Les Accords de Bretton Woods organisent le nouveau système monétaire international. Le dollar devient la seule monnaie convertible en or.
Roosevelt et Churchill, lors de leur rencontre secrète du 9 au 12 août 1941 à Terre-Neuve, ont abouti à la Charte de l'Atlantique, que les États-Unis et la Grande-Bretagne ont officiellement annoncée deux jours plus tard - U.S. Naval Historical Center Photograph | Domaine public
Roosevelt et Churchill, lors de leur rencontre secrète du 9 au 12 août 1941 à Terre-Neuve, ont abouti à la Charte de l’Atlantique, que les États-Unis et la Grande-Bretagne ont officiellement annoncée deux jours plus tard – U.S. Naval Historical Center Photograph | Domaine public

Le 22 juillet 1944, dans un contexte de fin de guerre, les délégués des 44 nations alliées se mettent d’accord sur la mise en place d’un nouveau système monétaire international.

Après trois semaines de longues négociations et portés par une forte influence américaine, les accords monétaires sont signés à Bretton Woods, ville située dans l’ouest américain.

Le débarquement des Américains sur le continent européen dessine les perspectives de victoire pour les alliés. Les États-Unis ne veulent pas perdre temps, et souhaitent rapidement mettre en place un nouveau cadre économique permettant de favoriser la reconstruction du vieux continent, détruit par les combats de la Seconde Guerre mondiale.
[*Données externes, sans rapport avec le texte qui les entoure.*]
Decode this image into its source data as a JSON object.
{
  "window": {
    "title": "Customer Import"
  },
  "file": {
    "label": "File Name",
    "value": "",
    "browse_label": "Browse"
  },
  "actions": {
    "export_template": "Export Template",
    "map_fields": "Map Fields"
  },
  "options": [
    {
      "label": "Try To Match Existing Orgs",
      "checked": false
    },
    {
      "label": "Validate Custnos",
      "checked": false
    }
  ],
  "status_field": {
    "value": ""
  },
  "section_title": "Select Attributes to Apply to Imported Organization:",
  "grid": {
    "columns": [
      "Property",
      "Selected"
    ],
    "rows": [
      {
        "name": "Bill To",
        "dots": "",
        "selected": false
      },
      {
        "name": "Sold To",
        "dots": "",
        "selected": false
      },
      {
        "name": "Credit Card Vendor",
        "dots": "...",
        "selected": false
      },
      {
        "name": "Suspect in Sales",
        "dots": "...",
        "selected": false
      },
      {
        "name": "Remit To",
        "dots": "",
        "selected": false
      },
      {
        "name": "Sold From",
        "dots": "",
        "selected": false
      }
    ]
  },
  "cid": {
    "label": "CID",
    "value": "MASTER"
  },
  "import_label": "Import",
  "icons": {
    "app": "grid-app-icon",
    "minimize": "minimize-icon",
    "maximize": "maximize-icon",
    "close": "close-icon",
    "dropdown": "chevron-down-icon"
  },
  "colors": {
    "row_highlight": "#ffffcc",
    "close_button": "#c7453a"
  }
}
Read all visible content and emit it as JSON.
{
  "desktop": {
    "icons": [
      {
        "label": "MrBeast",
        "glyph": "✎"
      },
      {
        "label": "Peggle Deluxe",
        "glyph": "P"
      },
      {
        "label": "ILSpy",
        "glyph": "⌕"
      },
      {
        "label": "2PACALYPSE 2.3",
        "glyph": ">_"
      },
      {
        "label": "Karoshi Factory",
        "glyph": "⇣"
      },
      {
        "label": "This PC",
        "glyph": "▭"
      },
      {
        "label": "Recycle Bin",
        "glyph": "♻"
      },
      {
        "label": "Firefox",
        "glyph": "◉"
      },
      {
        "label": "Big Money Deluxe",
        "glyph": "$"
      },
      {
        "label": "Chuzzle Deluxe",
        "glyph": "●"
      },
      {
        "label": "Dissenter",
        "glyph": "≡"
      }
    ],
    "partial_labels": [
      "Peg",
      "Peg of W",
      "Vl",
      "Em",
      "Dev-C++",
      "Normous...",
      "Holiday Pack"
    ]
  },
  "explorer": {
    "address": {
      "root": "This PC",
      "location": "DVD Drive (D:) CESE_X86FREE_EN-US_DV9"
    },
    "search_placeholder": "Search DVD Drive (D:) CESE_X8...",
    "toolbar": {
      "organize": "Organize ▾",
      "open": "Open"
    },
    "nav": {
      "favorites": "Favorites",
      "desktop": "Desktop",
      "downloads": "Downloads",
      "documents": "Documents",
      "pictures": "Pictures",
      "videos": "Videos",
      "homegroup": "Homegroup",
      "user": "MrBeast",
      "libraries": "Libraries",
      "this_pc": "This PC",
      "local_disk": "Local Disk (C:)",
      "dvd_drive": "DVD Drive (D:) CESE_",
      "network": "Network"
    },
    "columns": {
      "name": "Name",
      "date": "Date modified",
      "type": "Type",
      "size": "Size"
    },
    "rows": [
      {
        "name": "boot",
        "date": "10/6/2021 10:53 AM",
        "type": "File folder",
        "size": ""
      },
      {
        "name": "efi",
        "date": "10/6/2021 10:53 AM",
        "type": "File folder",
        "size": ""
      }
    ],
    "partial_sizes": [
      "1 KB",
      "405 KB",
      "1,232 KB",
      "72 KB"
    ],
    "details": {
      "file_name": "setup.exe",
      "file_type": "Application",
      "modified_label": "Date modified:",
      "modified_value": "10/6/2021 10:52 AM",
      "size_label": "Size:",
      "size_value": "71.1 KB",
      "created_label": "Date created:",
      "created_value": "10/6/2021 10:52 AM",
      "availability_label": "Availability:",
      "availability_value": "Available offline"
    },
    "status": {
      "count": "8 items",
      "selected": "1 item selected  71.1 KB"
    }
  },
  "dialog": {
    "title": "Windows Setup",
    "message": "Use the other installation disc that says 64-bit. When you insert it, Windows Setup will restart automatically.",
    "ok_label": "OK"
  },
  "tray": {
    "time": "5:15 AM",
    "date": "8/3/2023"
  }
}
Le système financier de l’étalon-or

Dès 1871, dans un contexte de forte expansion industrielle, l’étalon-or est mis en place par l’Empire allemand et se propage dans la majorité des pays industrialisés. Ce système monétaire oblige tous les États à garantir leurs monnaies respectives en or. Pour exemple, entre 1873 et 1934, la valeur d’une once d’or aux États-Unis (environ 31 grammes) était fixée à 20,16$.

Le métal précieux inspire la confiance de par ses nombreuses propriétés et sa valeur universelle. Il devient en quelque sorte la monnaie internationale servant au règlement des échanges commerciaux entre les pays.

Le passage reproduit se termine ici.